Founder of Pacific Whale Foundation Undergoes Cancer Treatment
The founder and executive director of the Pacific Whale Foundation, Greg Kaufman, recently underwent chemotherapy and radiation treatment after being diagnosed with cancer, the foundation announced today.
“I’m feeling strong and very optimistic,” said Kaufman. “I’ve been traveling for the holidays, spending time with family, and now looking forward to another year of exciting developments at Pacific Whale Foundation.”
After developing a fascination with studying whales, Kaufman founded Pacific Whale Foundation in 1980 to save the animals from extinction. His efforts with the help of other activists and advocates around the world have been met with resounding success. The North Pacific population of humpback whale was recently unlisted from the endangered species list.
Kaufman and the organization say they are still going strong in the face of this health challenge with 2018 slated to be one of the most prolific years in its 38-year history.
“Now we need to turn our attention to other marine animals that are fighting to survive and thrive in the wild,” said Kaufman. “That’s why we’re dedicating this year’s Maui Whale Festival to five cetaceans on the brink of extinction.”
Those at-risk species are the Maui Dolphin (New Zealand), Vaquita (Mexico), Arabian Sea Humpback Whale (Oman), Chilean Blue Whale, and Hawaiian False Killer Whale. The list reflects Kaufman’s role as an internationally recognized leader in marine conservation and ecotourism. He is an invited participant to the International Whaling Commission’s Scientific Committee and regularly advises governments and other authorities on how to develop and sustain responsible whale and dolphin watching programs. Undaunted by health concerns, Kaufman remains active in these advocacy efforts abroad and at home.
Expected highlights this year include the arrival of Ocean Guardian, the newest addition to the PacWhale fleet of ecotour vessels and the Maui Whale Festival in February with returning favorites like the Run & Walk for Whales on Feb. 10, World Whale Film Festival on Feb. 16, plus a host of new offerings including a Masquerade Gala at King Kamehameha Golf Club, scheduled for Feb. 17, and a free Harbor Party at the Māʻalaea Harbor Shops on Feb. 18.

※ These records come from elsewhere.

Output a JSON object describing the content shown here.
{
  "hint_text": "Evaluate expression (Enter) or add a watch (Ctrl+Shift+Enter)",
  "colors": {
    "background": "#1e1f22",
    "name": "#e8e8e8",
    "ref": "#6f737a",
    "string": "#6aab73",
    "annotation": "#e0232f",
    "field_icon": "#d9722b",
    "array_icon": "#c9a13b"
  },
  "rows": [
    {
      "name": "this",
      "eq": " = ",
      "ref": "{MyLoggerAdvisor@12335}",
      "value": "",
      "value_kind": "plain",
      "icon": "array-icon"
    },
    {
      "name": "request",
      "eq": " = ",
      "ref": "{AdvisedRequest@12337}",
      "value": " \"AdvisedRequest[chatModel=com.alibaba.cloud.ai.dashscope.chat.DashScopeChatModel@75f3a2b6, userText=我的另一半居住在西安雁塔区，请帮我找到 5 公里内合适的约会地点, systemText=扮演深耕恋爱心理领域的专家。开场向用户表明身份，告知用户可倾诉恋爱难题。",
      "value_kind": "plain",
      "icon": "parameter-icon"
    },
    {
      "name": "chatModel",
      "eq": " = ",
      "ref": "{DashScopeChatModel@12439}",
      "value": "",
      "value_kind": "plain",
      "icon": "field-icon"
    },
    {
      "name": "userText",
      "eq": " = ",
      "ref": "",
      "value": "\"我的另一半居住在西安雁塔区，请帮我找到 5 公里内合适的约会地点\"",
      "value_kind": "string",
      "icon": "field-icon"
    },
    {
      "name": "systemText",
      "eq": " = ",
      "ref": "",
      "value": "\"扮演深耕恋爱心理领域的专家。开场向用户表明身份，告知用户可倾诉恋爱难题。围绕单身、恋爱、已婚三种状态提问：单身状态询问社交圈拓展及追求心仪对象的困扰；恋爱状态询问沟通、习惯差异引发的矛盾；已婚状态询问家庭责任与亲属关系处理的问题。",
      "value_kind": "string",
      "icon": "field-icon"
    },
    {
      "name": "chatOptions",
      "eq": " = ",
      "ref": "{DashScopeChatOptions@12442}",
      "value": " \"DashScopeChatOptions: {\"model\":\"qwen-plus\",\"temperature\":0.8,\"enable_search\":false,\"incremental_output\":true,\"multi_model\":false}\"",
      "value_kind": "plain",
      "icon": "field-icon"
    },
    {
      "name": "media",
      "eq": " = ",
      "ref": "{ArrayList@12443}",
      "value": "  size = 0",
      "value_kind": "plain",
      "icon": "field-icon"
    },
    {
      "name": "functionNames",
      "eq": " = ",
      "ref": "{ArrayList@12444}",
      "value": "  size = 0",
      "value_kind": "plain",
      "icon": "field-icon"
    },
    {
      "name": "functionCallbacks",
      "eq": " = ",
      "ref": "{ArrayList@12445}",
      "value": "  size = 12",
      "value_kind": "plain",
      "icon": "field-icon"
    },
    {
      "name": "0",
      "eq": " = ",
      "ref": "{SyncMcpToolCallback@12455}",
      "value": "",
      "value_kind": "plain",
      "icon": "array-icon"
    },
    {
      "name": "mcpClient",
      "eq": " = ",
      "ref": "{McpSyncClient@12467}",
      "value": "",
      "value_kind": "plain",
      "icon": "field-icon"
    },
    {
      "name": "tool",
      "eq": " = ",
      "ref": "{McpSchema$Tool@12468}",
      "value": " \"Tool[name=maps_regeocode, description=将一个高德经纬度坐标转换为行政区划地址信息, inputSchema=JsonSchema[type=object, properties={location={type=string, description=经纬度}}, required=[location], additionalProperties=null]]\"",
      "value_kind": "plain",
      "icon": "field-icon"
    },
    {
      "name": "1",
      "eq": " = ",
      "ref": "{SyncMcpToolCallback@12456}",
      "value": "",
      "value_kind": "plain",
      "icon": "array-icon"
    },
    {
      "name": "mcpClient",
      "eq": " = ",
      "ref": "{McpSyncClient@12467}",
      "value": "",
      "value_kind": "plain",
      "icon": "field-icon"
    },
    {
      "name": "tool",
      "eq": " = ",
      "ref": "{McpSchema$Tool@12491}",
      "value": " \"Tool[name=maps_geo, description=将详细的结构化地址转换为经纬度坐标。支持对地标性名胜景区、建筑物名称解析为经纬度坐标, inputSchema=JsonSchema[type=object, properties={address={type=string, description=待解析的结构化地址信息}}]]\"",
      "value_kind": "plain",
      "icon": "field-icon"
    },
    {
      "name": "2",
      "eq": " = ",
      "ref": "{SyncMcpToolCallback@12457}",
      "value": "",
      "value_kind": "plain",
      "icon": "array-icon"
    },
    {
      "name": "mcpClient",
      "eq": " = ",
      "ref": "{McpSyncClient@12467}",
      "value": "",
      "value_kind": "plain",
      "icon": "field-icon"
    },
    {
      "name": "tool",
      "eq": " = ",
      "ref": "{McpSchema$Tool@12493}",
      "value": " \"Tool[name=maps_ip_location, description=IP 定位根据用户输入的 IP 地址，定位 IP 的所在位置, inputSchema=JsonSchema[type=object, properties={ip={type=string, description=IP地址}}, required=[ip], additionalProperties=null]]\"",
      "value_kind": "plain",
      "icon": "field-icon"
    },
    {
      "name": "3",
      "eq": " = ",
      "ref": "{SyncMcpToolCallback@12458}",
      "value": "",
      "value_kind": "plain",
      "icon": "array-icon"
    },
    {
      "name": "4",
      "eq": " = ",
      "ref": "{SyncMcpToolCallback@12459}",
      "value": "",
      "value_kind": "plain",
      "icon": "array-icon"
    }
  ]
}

On Maui, major developments are also in the works for PWF’s research, education and conservation programs. Restoration activities will begin this year under the Paniaka Wetland Project, including protective fencing and clearing of non-native plants by PWF naturalists and volunteers. Also, the organization’s long-running Keiki Whalewatch program will be expanding its reach to all of Maui County in 2018.

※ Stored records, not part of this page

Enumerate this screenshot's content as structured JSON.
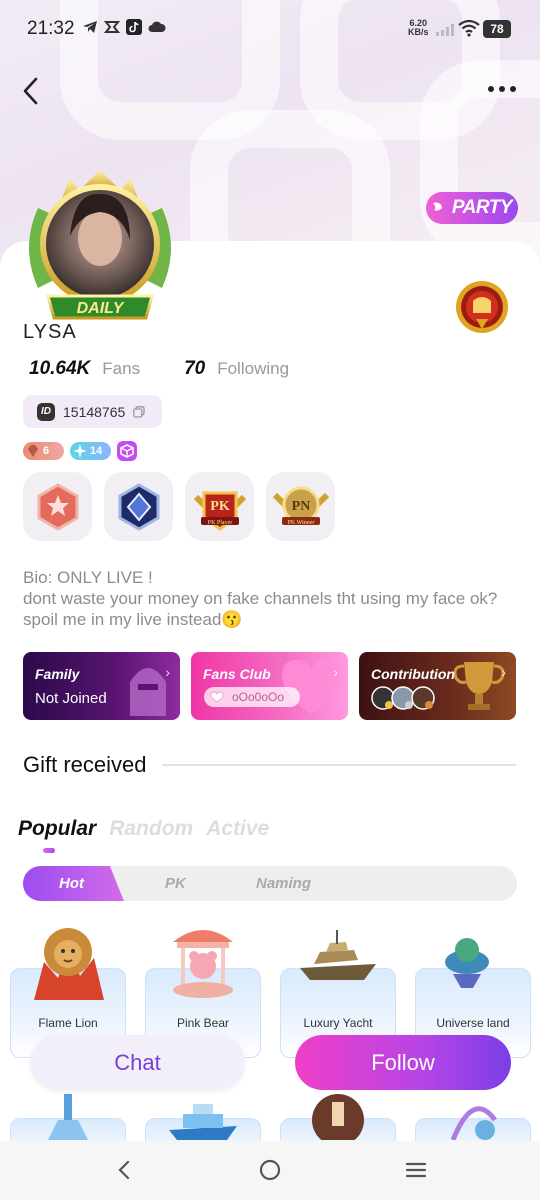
{
  "status_bar": {
    "time": "21:32",
    "net_speed_value": "6.20",
    "net_speed_unit": "KB/s",
    "battery": "78"
  },
  "header": {
    "party_label": "PARTY"
  },
  "profile": {
    "avatar_badge": "DAILY",
    "username": "LYSA",
    "fans_count": "10.64K",
    "fans_label": "Fans",
    "following_count": "70",
    "following_label": "Following",
    "id_label": "ID",
    "id_value": "15148765",
    "wealth_level": "6",
    "charm_level": "14",
    "medals": [
      {
        "name": "red-rank-medal"
      },
      {
        "name": "blue-rank-medal"
      },
      {
        "name": "pk-player-medal",
        "label": "PK Player"
      },
      {
        "name": "pk-winner-medal",
        "label": "PK Winner"
      }
    ],
    "bio_line1": "Bio: ONLY LIVE !",
    "bio_line2": "dont waste your money on fake channels tht using my face ok?",
    "bio_line3": "spoil me in my live instead😗"
  },
  "clubs": {
    "family_title": "Family",
    "family_status": "Not Joined",
    "fans_club_title": "Fans Club",
    "fans_club_name": "oOo0oOo",
    "contribution_title": "Contribution"
  },
  "gifts": {
    "section_title": "Gift received",
    "category_tabs": [
      "Popular",
      "Random",
      "Active"
    ],
    "sub_tabs": [
      "Hot",
      "PK",
      "Naming"
    ],
    "items": [
      {
        "name": "Flame Lion"
      },
      {
        "name": "Pink Bear"
      },
      {
        "name": "Luxury Yacht"
      },
      {
        "name": "Universe land"
      }
    ]
  },
  "actions": {
    "chat_label": "Chat",
    "follow_label": "Follow"
  },
  "colors": {
    "accent_purple": "#9c4cf0",
    "accent_pink": "#ef3fc8",
    "chat_text": "#7a3fd6"
  }
}
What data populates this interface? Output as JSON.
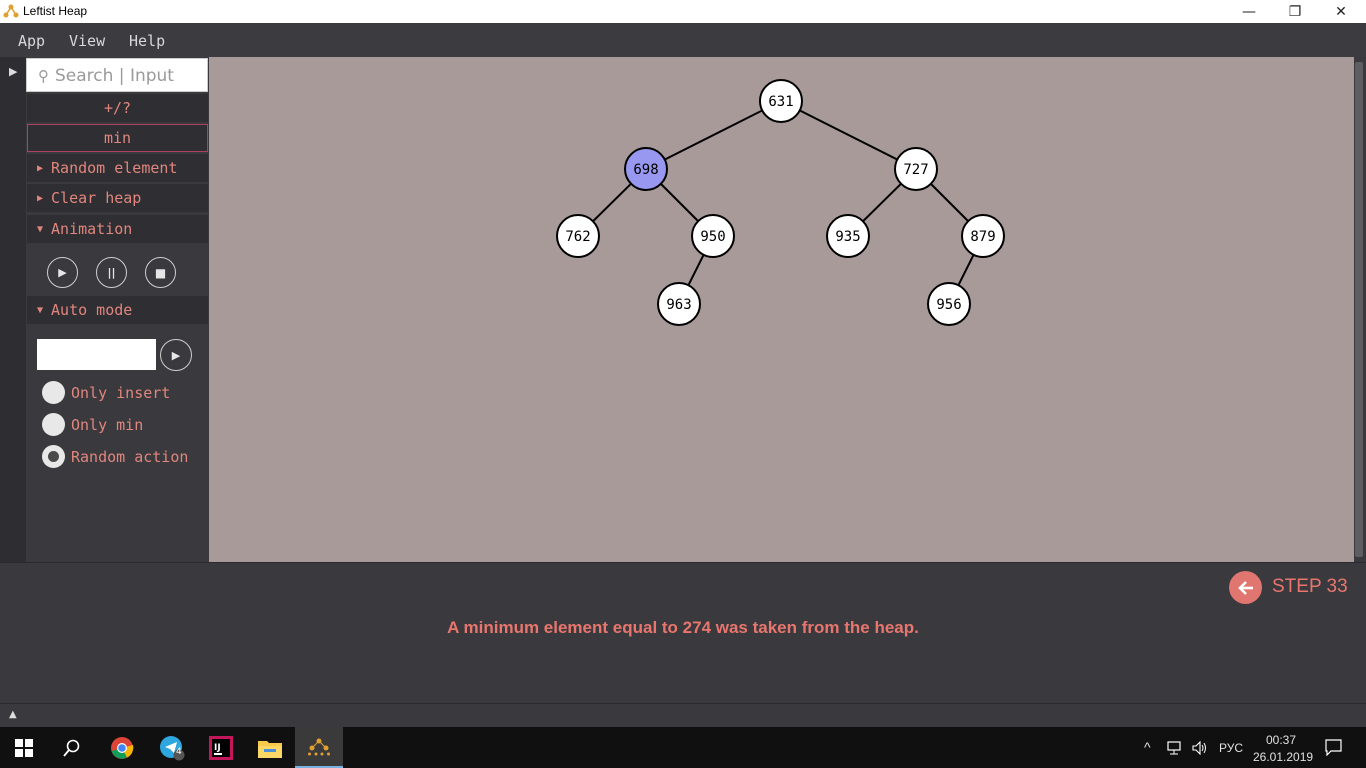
{
  "window": {
    "title": "Leftist Heap"
  },
  "menu": [
    "App",
    "View",
    "Help"
  ],
  "sidebar": {
    "search_placeholder": "Search | Input",
    "insert_button": "+/?",
    "min_button": "min",
    "random_element": "Random element",
    "clear_heap": "Clear heap",
    "animation": "Animation",
    "auto_mode": "Auto mode",
    "auto_input_value": "",
    "radios": [
      {
        "label": "Only insert",
        "checked": false
      },
      {
        "label": "Only min",
        "checked": false
      },
      {
        "label": "Random action",
        "checked": true
      }
    ]
  },
  "tree": {
    "nodes": [
      {
        "id": "631",
        "label": "631",
        "highlight": false
      },
      {
        "id": "698",
        "label": "698",
        "highlight": true
      },
      {
        "id": "727",
        "label": "727",
        "highlight": false
      },
      {
        "id": "762",
        "label": "762",
        "highlight": false
      },
      {
        "id": "950",
        "label": "950",
        "highlight": false
      },
      {
        "id": "935",
        "label": "935",
        "highlight": false
      },
      {
        "id": "879",
        "label": "879",
        "highlight": false
      },
      {
        "id": "963",
        "label": "963",
        "highlight": false
      },
      {
        "id": "956",
        "label": "956",
        "highlight": false
      }
    ],
    "edges": [
      [
        "631",
        "698"
      ],
      [
        "631",
        "727"
      ],
      [
        "698",
        "762"
      ],
      [
        "698",
        "950"
      ],
      [
        "727",
        "935"
      ],
      [
        "727",
        "879"
      ],
      [
        "950",
        "963"
      ],
      [
        "879",
        "956"
      ]
    ],
    "highlight_color": "#9898f0"
  },
  "status": {
    "step_label": "STEP 33",
    "message": "A minimum element equal to 274 was taken from the heap.",
    "accent": "#e8766e"
  },
  "taskbar": {
    "language": "РУС",
    "time": "00:37",
    "date": "26.01.2019",
    "telegram_badge": "4"
  }
}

“We’re excited to now offer this innovative educational program to our neighbor island schools on Lānaʻi and Molokaʻi,” said Youth Education Specialist, Robyn Ehrlich. “Our goal is to have every child in Maui county experience the wonders of watching whales in the wild.”
In Australia, PWF will be offering Ultimate Whalewatch ecotours from July through October in Hervey Bay. PWF researchers will also be launching a study of the region’s newly adopted “swim with whales” program, in addition to continuing their long-standing research projects on Australia’s humpback whales.
Guiding the organization’s growth and transitional efforts is Pacific Whale Foundation’s Chief Operating Officer, Kristie Wrigglesworth, along with Board Chairperson, Paul Forestell. “I know that everyone at PWF and all our supporters around the world are giving their full support and well wishes to Greg,” said Forestell.
“No matter what changes or challenges we face, Pacific Whale Foundation will always work to protect our oceans and marine wildlife,” said Wrigglesworth. “And Greg will always be the vision behind Pacific Whale Foundation.”